Figure 1: Effects of TGFβ pathway activation on human BTICs.

(a). Schematic representation of the in vitro and in vivo experimental approaches that were used in combination to study TGFβ regulation of BTIC behaviour. (b) MS-IC assay. Bar chart shows log₂ fold changes of M2 mammosphere numbers (which is a read-out of MS-ICs in the M1 cultures) in treated compared with untreated cultures.
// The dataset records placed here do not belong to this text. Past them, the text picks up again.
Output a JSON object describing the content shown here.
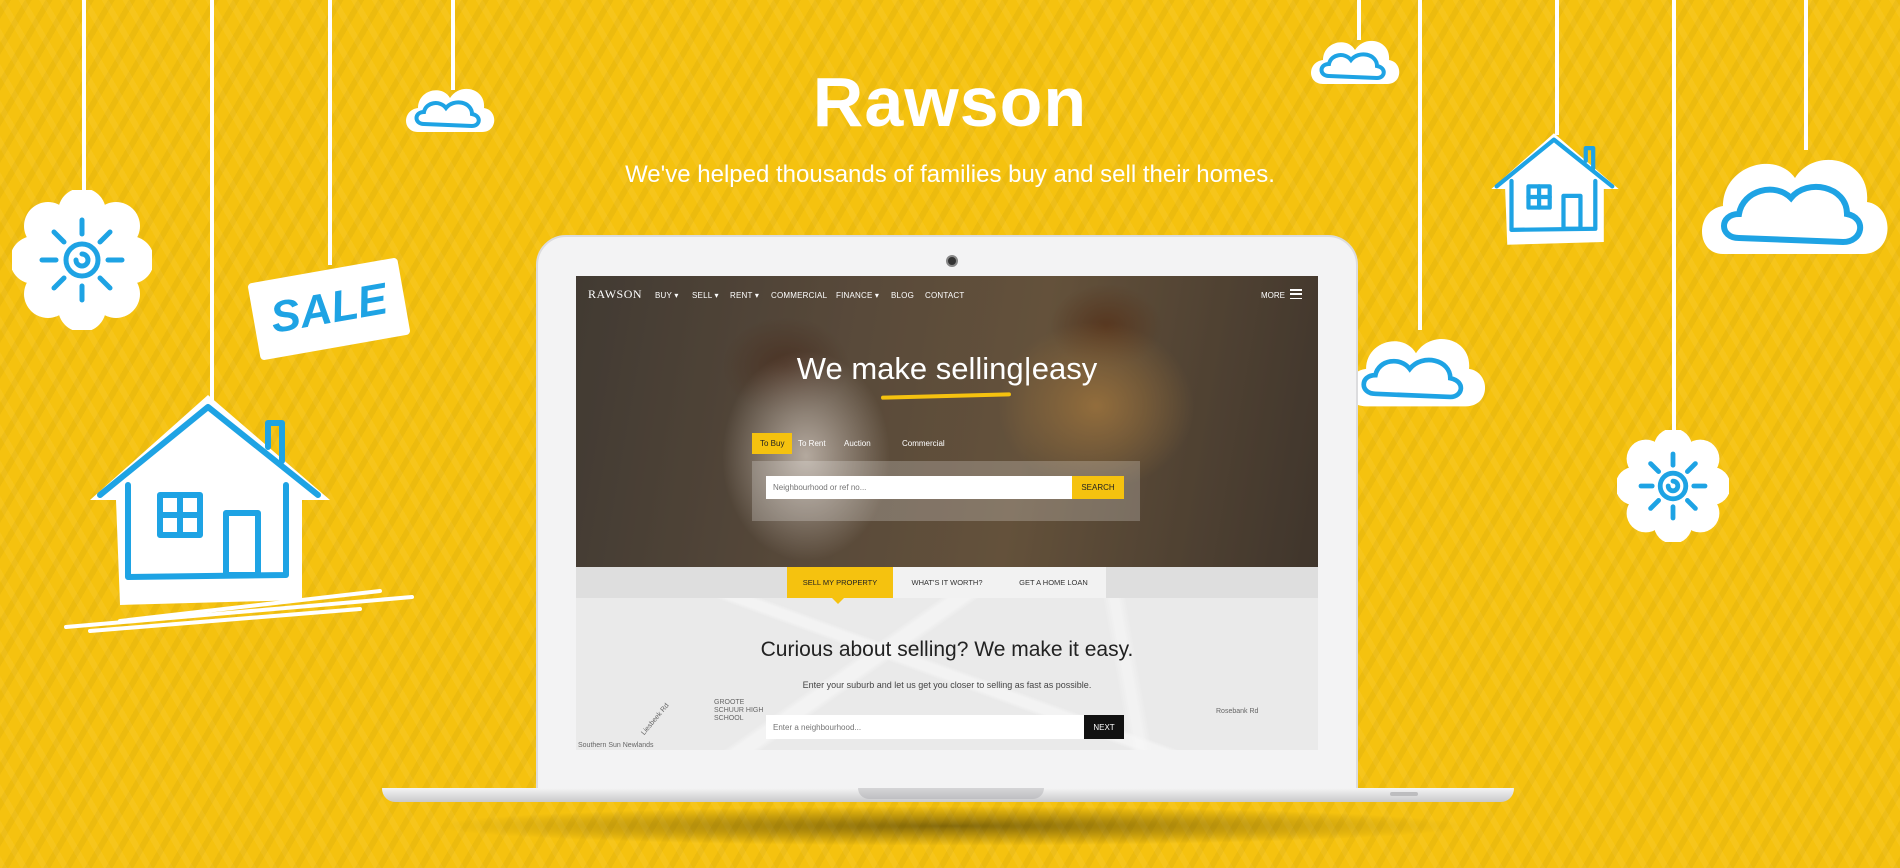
{
  "brand": {
    "title": "Rawson",
    "tagline": "We've helped thousands of families buy and sell their homes.",
    "accent_color": "#f5c20f"
  },
  "decor": {
    "sale_sign": "SALE"
  },
  "site": {
    "logo": "RAWSON",
    "nav": [
      {
        "label": "BUY ▾"
      },
      {
        "label": "SELL ▾"
      },
      {
        "label": "RENT ▾"
      },
      {
        "label": "COMMERCIAL"
      },
      {
        "label": "FINANCE ▾"
      },
      {
        "label": "BLOG"
      },
      {
        "label": "CONTACT"
      }
    ],
    "more_label": "MORE",
    "headline_pre": "We make selling",
    "headline_post": "easy",
    "search_tabs": [
      {
        "label": "To Buy"
      },
      {
        "label": "To Rent"
      },
      {
        "label": "Auction"
      },
      {
        "label": "Commercial"
      }
    ],
    "search_placeholder": "Neighbourhood or ref no...",
    "search_button": "SEARCH",
    "sub_tabs": [
      {
        "label": "SELL MY PROPERTY"
      },
      {
        "label": "WHAT'S IT WORTH?"
      },
      {
        "label": "GET A HOME LOAN"
      }
    ],
    "curious_title": "Curious about selling? We make it easy.",
    "curious_sub": "Enter your suburb and let us get you closer to selling as fast as possible.",
    "neighbourhood_placeholder": "Enter a neighbourhood...",
    "next_button": "NEXT",
    "map_labels": [
      "GROOTE SCHUUR HIGH SCHOOL",
      "Southern Sun Newlands",
      "Rosebank Rd",
      "Liesbeek Rd"
    ]
  }
}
Error bars represent ±s.d. of at least three independent experiments. **TGFβ-treated versus untreated cultures, P<0.01. *TGFβ-treated versus untreated cultures, P<0.05 (Student's t-test) (c) LDA assay: different doses of single cells from HCC1954 and MDA-MB-231 M1 mammospheres left untreated or treated with TGFβ (2.5 ng ml⁻¹) for 7 days, as indicated, were implanted in the mammary fat pad of NSG mice at limiting dilutions. Bars represent fold change in total number of BTICs in TGFβ-treated M1 as compared with untreated M1 cultures. (d) Same number of single cells from MDA-MB-231- and HCC1945-expressing lenti-HIV-ZsGreen control (vector control), lenti-Tβ1CA (TβCA) or lenti-TβRII-ΔCyt (TβRII-ΔCyt) were grown as M1 mammospheres and left untreated or treated with TGFβ (2.5 ng ml⁻¹) for 7 days as indicated and then processed as in (b). Bar chart shows log₂ fold changes of MS-ICs in M1 mammospheres compared with vector control untreated M1 cultures. Error bars represent ±s.d. of at least three independent experiments. (e) Immunofluorescence analysis for the expression of E-cadherin, N-cadherin and vimentin in HCC1954 cells grown for 7 days as M1 mammospheres in the absence or presence of TGFβ and then for 24 h in attached conditions. Scale bars, 250 μm (left panel). qRT–PCR assays to assess expression of the indicated transcripts in HCC1954 M1 mammospheres treated with TGFβ (2.5 ng ml⁻¹) or of SB (10 μM) for 4 days. Error bars represent ±s.d. of three independent experiments (right panel). (f) FACS plots of CD44-FITC- and CD24-PE-stained HCC1954 and MDA-MB-231 M1 mammospheres left untreated or treated with TGFβ (2.5 ng ml⁻¹) for 7 days. Numbers indicate the percent of CD44⁺/CD24^−/low population.